Although the demand for concrete ties among freight railroads may have leveled off, transit-rail has been a bright spot.
“The pinnacle of the business has been the strength of the transit activity,” says CXT’s Burgess, adding that the supplier is working on a “number of different projects” in the Pacific Northwest.
And while last year’s passage of the Fixing America’s Surface Transportation (FAST) Act bodes well for future transit projects, it hasn’t spurred much development yet.
“Down the line, we’re absolutely going to see an impact, but it’s yet to come,” says Burgess, adding that FAST Act-funded projects should generate more activity in 2017, 2018 and beyond.
For its part, Rail.One is just beginning to explore the U.S. transit market, says Bode.
“We have long-term experience with customer-oriented and value-adding light-rail concrete ties and ballastless track systems, and are keen to see them used in the U.S. and North America as well,” he adds.
Meanwhile, Rocla Concrete Tie Inc.’s business this year has been steady, says Vice President of Business Development Brett Urquhart.
“We saw the significant cutback at the end of last year; now we are starting to see planning for maintaining healthier inventory going forward as we hopefully come out of this down cycle,” he says. “The [traffic] slowdown always has an impact [on] suppliers.”

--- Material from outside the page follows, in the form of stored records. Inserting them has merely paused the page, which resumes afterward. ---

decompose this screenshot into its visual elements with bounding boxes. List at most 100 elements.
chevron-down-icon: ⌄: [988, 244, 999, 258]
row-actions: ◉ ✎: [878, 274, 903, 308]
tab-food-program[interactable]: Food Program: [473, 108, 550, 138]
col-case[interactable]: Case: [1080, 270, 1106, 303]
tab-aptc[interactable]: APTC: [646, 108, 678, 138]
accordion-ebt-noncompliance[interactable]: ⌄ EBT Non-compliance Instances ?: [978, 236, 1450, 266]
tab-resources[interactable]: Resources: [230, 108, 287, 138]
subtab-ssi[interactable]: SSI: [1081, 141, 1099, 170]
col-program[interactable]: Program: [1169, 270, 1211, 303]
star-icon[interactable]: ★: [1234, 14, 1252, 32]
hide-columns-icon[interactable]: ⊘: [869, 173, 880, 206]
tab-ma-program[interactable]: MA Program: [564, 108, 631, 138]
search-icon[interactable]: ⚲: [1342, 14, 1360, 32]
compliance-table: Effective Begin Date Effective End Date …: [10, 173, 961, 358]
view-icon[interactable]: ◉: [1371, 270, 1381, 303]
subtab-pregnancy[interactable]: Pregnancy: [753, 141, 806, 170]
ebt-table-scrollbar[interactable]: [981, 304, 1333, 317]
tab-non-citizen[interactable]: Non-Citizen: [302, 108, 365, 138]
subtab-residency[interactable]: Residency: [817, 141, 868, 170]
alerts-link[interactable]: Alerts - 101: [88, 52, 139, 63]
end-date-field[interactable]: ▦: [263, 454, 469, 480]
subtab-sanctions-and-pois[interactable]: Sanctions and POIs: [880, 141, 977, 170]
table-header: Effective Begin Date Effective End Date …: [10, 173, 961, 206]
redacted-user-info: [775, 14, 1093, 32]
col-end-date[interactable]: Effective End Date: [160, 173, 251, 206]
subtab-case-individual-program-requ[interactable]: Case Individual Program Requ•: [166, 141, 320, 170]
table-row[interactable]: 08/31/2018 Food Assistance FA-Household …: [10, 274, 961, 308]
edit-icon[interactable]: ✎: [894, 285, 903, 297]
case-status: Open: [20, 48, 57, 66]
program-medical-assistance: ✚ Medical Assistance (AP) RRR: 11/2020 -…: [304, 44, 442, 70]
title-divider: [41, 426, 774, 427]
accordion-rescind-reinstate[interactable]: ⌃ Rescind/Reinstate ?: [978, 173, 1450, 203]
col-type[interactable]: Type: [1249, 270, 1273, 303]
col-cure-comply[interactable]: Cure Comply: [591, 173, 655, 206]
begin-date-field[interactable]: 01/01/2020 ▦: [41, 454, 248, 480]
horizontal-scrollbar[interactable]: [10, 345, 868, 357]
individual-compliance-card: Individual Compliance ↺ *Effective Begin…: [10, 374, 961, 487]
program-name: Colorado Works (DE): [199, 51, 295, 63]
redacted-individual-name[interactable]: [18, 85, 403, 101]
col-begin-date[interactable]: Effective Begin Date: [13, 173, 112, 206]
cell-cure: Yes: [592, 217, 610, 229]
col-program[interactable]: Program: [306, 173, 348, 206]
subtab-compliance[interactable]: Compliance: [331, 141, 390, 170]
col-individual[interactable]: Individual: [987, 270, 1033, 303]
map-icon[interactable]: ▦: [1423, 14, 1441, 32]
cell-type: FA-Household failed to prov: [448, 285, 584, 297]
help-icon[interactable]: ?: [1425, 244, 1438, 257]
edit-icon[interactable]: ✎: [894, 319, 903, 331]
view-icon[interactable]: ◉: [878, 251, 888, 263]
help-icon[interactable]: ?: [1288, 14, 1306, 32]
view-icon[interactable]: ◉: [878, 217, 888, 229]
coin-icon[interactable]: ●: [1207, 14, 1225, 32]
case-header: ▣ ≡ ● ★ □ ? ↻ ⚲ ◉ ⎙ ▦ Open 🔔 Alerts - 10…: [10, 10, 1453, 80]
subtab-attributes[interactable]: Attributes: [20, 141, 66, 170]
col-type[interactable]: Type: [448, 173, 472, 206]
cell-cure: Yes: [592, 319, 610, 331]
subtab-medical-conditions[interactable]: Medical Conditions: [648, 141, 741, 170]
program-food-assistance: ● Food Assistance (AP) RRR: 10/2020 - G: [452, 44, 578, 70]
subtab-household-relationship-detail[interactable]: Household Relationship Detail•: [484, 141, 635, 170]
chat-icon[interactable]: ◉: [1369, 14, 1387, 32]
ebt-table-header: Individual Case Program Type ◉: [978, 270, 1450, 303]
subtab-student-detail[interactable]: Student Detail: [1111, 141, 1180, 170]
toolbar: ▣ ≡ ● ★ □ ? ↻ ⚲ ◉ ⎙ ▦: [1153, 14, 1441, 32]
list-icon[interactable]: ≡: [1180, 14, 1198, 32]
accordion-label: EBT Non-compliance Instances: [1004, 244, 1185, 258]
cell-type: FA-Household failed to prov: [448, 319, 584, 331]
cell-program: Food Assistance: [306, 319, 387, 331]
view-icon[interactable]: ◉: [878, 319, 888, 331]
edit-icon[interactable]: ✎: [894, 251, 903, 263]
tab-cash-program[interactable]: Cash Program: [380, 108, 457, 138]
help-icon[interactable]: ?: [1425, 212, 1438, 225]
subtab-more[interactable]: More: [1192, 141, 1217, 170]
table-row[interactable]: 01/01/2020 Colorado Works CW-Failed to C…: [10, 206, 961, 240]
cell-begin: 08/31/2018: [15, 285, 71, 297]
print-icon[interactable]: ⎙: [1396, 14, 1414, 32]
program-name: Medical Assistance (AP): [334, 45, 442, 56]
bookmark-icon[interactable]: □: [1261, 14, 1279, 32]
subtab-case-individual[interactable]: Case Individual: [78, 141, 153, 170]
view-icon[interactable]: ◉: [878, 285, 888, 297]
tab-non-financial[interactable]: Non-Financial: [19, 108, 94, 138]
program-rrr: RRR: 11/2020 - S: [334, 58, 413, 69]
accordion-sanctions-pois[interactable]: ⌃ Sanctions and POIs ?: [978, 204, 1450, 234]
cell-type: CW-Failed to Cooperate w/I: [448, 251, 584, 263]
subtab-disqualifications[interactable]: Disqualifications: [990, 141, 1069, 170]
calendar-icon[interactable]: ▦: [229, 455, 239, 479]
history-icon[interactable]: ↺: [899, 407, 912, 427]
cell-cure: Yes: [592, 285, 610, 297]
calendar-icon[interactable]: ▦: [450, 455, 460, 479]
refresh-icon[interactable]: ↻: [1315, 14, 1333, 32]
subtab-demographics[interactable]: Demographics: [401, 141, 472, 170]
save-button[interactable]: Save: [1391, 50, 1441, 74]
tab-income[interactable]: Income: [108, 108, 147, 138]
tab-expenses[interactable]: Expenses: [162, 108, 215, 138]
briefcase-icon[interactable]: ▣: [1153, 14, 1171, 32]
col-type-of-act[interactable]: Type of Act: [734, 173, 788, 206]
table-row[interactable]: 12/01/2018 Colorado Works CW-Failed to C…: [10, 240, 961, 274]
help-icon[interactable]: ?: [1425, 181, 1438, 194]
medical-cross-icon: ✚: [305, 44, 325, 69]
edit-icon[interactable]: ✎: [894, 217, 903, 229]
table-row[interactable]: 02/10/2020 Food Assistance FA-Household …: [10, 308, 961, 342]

The slowdown may be impacting the composite-tie sector, as well, but two suppliers say business has been pretty good this year — it’s “up” for Axion Structural Innovations, due to a steady increase in orders for ties used in special trackwork, says William Jordan, vice president for commercial development.
Jordan, who declined to share specific projects, added that the company foresees sustained growth into 2017 “driven by an even spread between domestic and international railroads.”
In addition, Axion is adding two production lines and enhanced mechanical testing equipment at its facility in Waco, Texas.
LT Resources Inc., which serves as the marketing and sales representative for American TieTek composite ties, also reports positive business activity in 2016, including transit projects and several large port projects.
Composite ties are continuing to “gain acceptance in the industry,” says LT Resources President Linda Thomas. The company has observed more interest in composite ties for use under grade crossings, as well as in bridge applications.